А потом священник говорит о том, что сегодня в честь воскресного дня у них, здесь недалеко в небольшом прихрамовом домике, по традиции обед для всех желающих. Сейчас Великий пост, но, ввиду нашей немощи, говорит батюшка, иногда позволительны такие скромные посиделки. Я уже была однажды на таком обеде -- люди приносили еду из дома, грели чай, несколько детей, занимающихся в музыкальной школе, пели и играли на стареньком пианино. И в этот раз я снова решаюсь пойти на этот обед, есть неизвестно кем приготовленную еду в непонятно чьем обществе -- просто потому что мне не хочется идти домой.
Мне удается примоститься с краю стола, женщина в длинной юбке и повязанном назад черном платке, видимо, здешняя распорядительница, дает мне пластиковый стаканчик с чаем, а потом другая сидящая рядом женщина протягивает тарталетку с салатом. Это какой-то странный постный оливье с рыбными консервами, заправленный постным майонозем. Люди потихоньку рассаживаются кто где, разговаривают, все друг друга знают. Та же женщина-распорядительница подводит к моему столу очень полную девочку, одетую в старую заношенную одежду. Девочка довольно резво для своей комплекции забирается на лавку. Ее лицо прямо напротив моего -- но в нем ничего не разглядеть, в эти глаза-щелочки мой взгляд не проникает. Ей тоже дают стаканчик с чаем, а за тарталеткой она тянется сама. Но не берет ее, а просто немного подвигает тарелку к себе, так чтобы можно было доставать еду, не вытягивая руки. Только потом берет тарталетку и надкусывает. На ее лице можно прочесть что-то вроде удовольствия. Она делает глоток чая -- да, так и есть, это истинное удовольствие. Кто-то из детишек открывает пианино и начинает, спотыкаясь, играть собачий вальс. Девочка напротив расплывается в улыбке -- это уже блаженство. Она пытается кивать в такт музыке и берет следующую тарталетку. Он ест их одну за другой -- ест, улыбается и раскачивается в такт музыке. На восьмой тарталетке детей отгоняют от пианино, а на девятой к нашему столу подходит женщина в платке и отодвигает от девочки тарелку.

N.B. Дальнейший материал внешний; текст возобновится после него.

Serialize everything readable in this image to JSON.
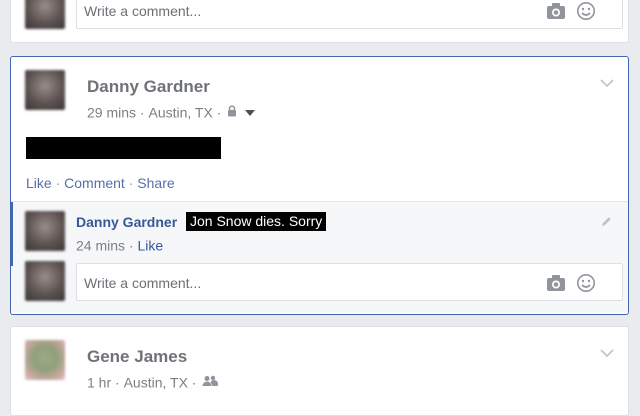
{
  "top_card": {
    "comment_placeholder": "Write a comment..."
  },
  "post1": {
    "author": "Danny Gardner",
    "time": "29 mins",
    "location": "Austin, TX",
    "actions": {
      "like": "Like",
      "comment": "Comment",
      "share": "Share"
    },
    "reply": {
      "author": "Danny Gardner",
      "text": "Jon Snow dies. Sorry",
      "time": "24 mins",
      "like": "Like"
    },
    "comment_placeholder": "Write a comment..."
  },
  "post2": {
    "author": "Gene James",
    "time": "1 hr",
    "location": "Austin, TX"
  },
  "colors": {
    "link": "#365899",
    "action": "#5470a8",
    "focus_border": "#4267b2",
    "spoiler_bg": "#000000"
  },
  "icons": [
    "camera-icon",
    "smiley-icon",
    "chevron-down-icon",
    "lock-icon",
    "caret-down-icon",
    "friends-icon",
    "pencil-icon"
  ]
}
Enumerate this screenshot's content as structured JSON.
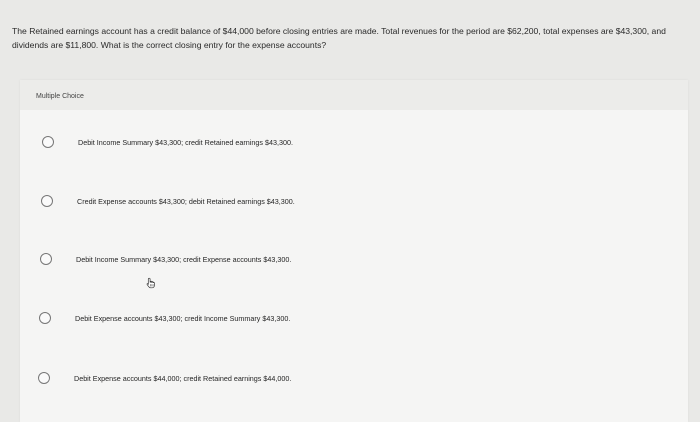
{
  "question": {
    "text": "The Retained earnings account has a credit balance of $44,000 before closing entries are made. Total revenues for the period are $62,200, total expenses are $43,300, and dividends are $11,800. What is the correct closing entry for the expense accounts?"
  },
  "multiple_choice": {
    "label": "Multiple Choice",
    "options": [
      {
        "label": "Debit Income Summary $43,300; credit Retained earnings $43,300."
      },
      {
        "label": "Credit Expense accounts $43,300; debit Retained earnings $43,300."
      },
      {
        "label": "Debit Income Summary $43,300; credit Expense accounts $43,300."
      },
      {
        "label": "Debit Expense accounts $43,300; credit Income Summary $43,300."
      },
      {
        "label": "Debit Expense accounts $44,000; credit Retained earnings $44,000."
      }
    ]
  },
  "colors": {
    "background": "#e9e9e7",
    "panel": "#f5f5f4",
    "radio_border": "#777777"
  },
  "icons": {
    "cursor": "hand-pointer-icon"
  }
}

-- Хватит, -- твердо говорит она. -- Пора домой.
Девочка хнычет, но распорядительница стаскивает ее с лавки, что стоит ей немалых усилий. Я замечаю, что сидевшая рядом с девочкой женщина украдкой запихивает ей в карман несколько конфет.
Когда распорядительница и девочка скрываются за дверью, эта женщина говорит:
-- Больная она, бедняжка. Отстает в развитии. Кормится по людям.
-- Ну, по ней судя, народ у нас щедрый, -- шутит кто-то, но смеяться всем как-то неловко.
-- Любит она покушать, -- продолжает женщина. -- Ну и пусть. Слава Господу, что насыщает это чадо!